I think the worst part of my funks here has been that I haven't had the words to describe any of it. Everything is both between and outside of everything I've ever known as emotion. It's delicate to describe, but my loneliness is somehow a combination of wanting people near and wanting no one around at all. My excitement is both empty and chock full of meaning. I love the kids here, but at times feel as though I'm beating my head against a brick wall. Really it's probably that I haven't processed much of this so far, and it's finally coming through the filters.
The nice thing is that I'm reading Camus' The Plague, which describes a lot of my sentiments quite accurately. As the town deals with the plague outbreak, there are distinct phases. I'm currently getting through that first phase where I still believe that this is all temporary. Whether I mentally know I'm looking at a year here, my body still hasn't internalized it. It's still going through the first stages, seeing life as merely surviving until tomorrow and survival rather than planting roots and settling in.
I'm hoping some of what I've just written actually translates across the ocean, and should cap all of this off by saying that if I weren't sick right now, this would all be loads peppier. Really, I want my cold to go away. I also wouldn't mind getting to sleep at about 8 tonight. We'll see how it goes.

6 comments:

Sarah said...

Joe,

I'm so glad you decided to blog about your experiences in Korea! Cassie just gave me the link a few days ago, so I haven't had time to read through all of it yet...but your posts about international day were very entertaining and made me smile. Can't wait to hear about your visit to Japan! And I hope you start to feel better soon :)

Sarah

Mary said...

Can't wait to hear about Japan and I hope you feel a whole lot better soon.

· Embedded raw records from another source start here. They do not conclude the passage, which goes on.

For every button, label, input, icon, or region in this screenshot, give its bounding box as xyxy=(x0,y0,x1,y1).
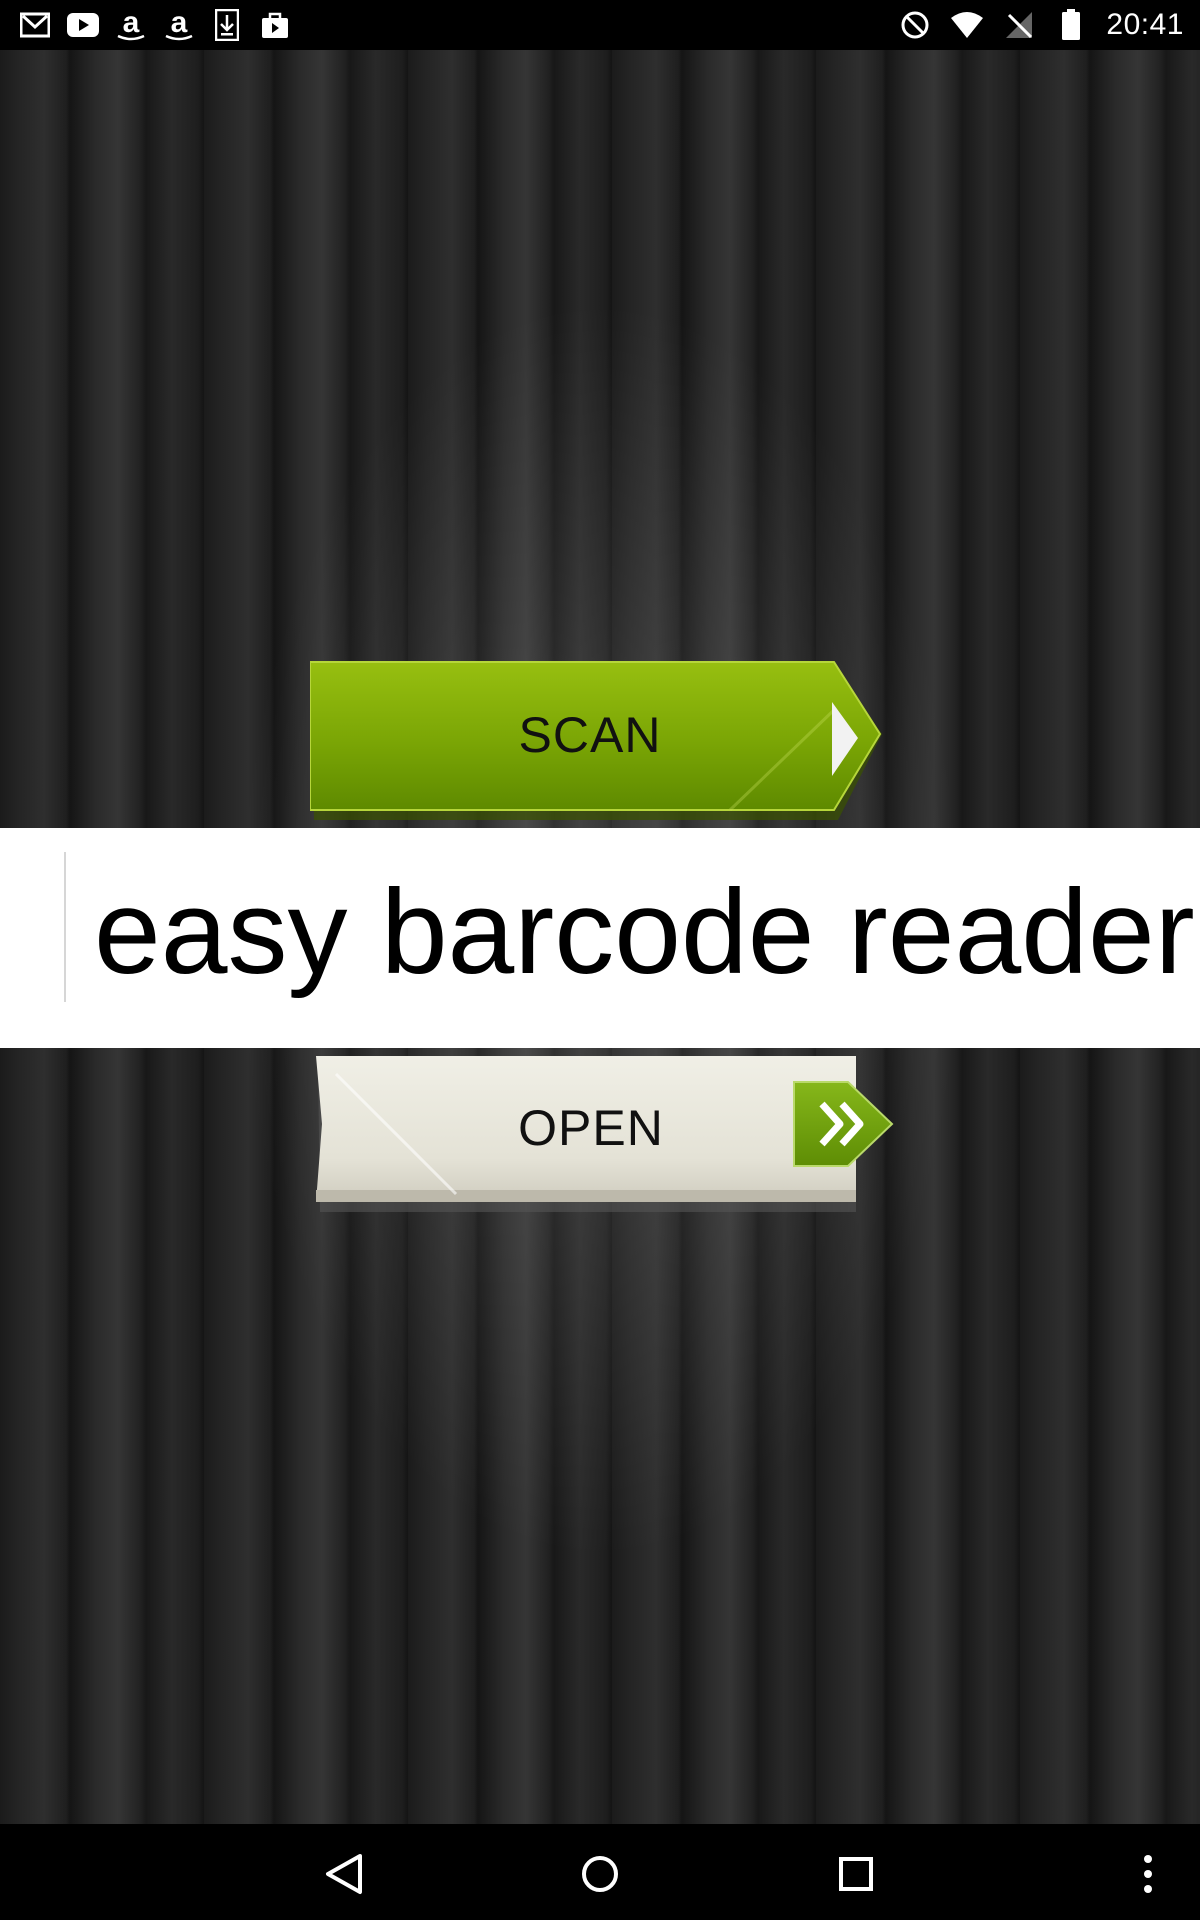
no-sim-icon xyxy=(1002,8,1036,42)
gmail-icon xyxy=(18,8,52,42)
system-indicators: 20:41 xyxy=(898,8,1184,42)
youtube-icon xyxy=(66,8,100,42)
status-bar: a a 20:41 xyxy=(0,0,1200,50)
amazon-icon: a xyxy=(162,8,196,42)
shopping-bag-icon xyxy=(258,8,292,42)
open-button[interactable]: OPEN xyxy=(316,1054,894,1214)
download-icon xyxy=(210,8,244,42)
notification-icons: a a xyxy=(18,8,292,42)
scan-button[interactable]: SCAN xyxy=(310,660,886,820)
back-icon[interactable] xyxy=(314,1844,374,1904)
battery-icon xyxy=(1054,8,1088,42)
recents-icon[interactable] xyxy=(826,1844,886,1904)
title-band: easy barcode reader xyxy=(0,828,1200,1048)
navigation-bar xyxy=(0,1824,1200,1920)
overflow-menu-icon[interactable] xyxy=(1118,1844,1178,1904)
do-not-disturb-icon xyxy=(898,8,932,42)
home-icon[interactable] xyxy=(570,1844,630,1904)
scan-button-label: SCAN xyxy=(518,707,662,763)
text-cursor xyxy=(64,852,66,1002)
open-button-label: OPEN xyxy=(518,1100,664,1156)
wifi-icon xyxy=(950,8,984,42)
app-title: easy barcode reader xyxy=(94,865,1195,999)
clock: 20:41 xyxy=(1106,8,1184,41)
amazon-icon: a xyxy=(114,8,148,42)
svg-text:a: a xyxy=(171,8,188,39)
svg-text:a: a xyxy=(123,8,140,39)
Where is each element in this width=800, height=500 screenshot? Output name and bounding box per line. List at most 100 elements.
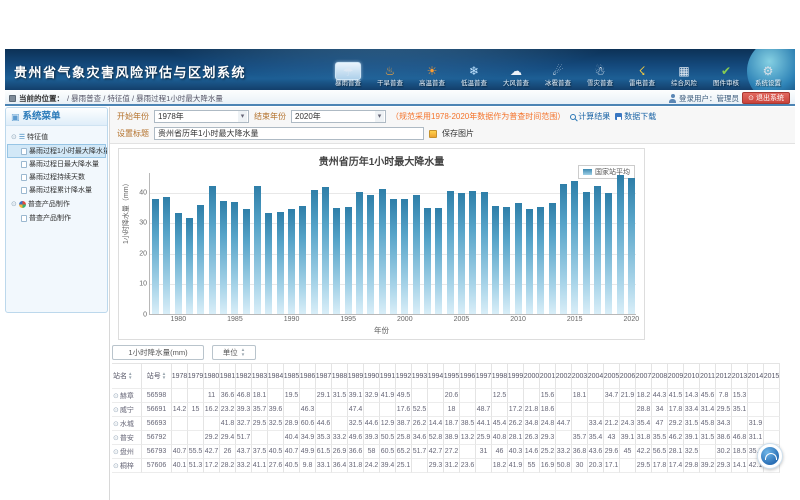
bar-2005[interactable] [458, 193, 465, 314]
bar-2012[interactable] [537, 207, 544, 314]
floating-widget-button[interactable] [757, 443, 783, 469]
bar-2000[interactable] [401, 199, 408, 314]
col-header-1988[interactable]: 1988 [332, 363, 348, 389]
toolbar-item-雷电普查[interactable]: ☇雷电普查 [621, 61, 663, 89]
col-header-2006[interactable]: 2006 [620, 363, 636, 389]
bar-1982[interactable] [197, 205, 204, 314]
bar-1989[interactable] [277, 212, 284, 314]
bar-1997[interactable] [367, 195, 374, 314]
col-header-1978[interactable]: 1978 [172, 363, 188, 389]
toolbar-item-暴雨普查[interactable]: ☂暴雨普查 [327, 61, 369, 89]
bar-2018[interactable] [605, 193, 612, 314]
sidebar-item-暴雨过程持续天数[interactable]: 暴雨过程持续天数 [8, 171, 105, 183]
col-header-2010[interactable]: 2010 [684, 363, 700, 389]
bar-2004[interactable] [447, 191, 454, 314]
expand-row-icon[interactable]: ⊙ [113, 462, 119, 470]
col-header-1981[interactable]: 1981 [220, 363, 236, 389]
col-header-2013[interactable]: 2013 [732, 363, 748, 389]
bar-2019[interactable] [617, 175, 624, 314]
save-image-button[interactable]: 保存图片 [442, 128, 474, 139]
toolbar-item-综合风险[interactable]: ▦综合风险 [663, 61, 705, 89]
chevron-down-icon[interactable]: ▾ [375, 111, 384, 122]
sidebar-item-暴雨过程1小时最大降水量[interactable]: 暴雨过程1小时最大降水量 [8, 145, 105, 157]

On a random side note, Spring Awakening is doing calls again this week and next and I wished so much that you were here for them; it made me miss you even more.

<3s

Weigel said...

What is the thing with Japan? What are you doing and why?

Gwen said...

a memory just popped in my head of us drinking yummyness out of gatorade sucky bottles in the middle of the day on side streets in philadelphia and it made me smile. wanted to pass it along to you.

Jess said...

Hey Joe, just wanted to let you know I'm keeping up with your adventures in Korea. Jealous! It sounds like you're having an amazing time. Stay safe and keep writing :-)

sarah kyle said...

Hi Joe-

You are an amazing writer! I love reading your postings..after you are done with teaching ESL..please teach a creative writing class so I can sign up!

Lots of love and prayers coming your way from Wisconsin.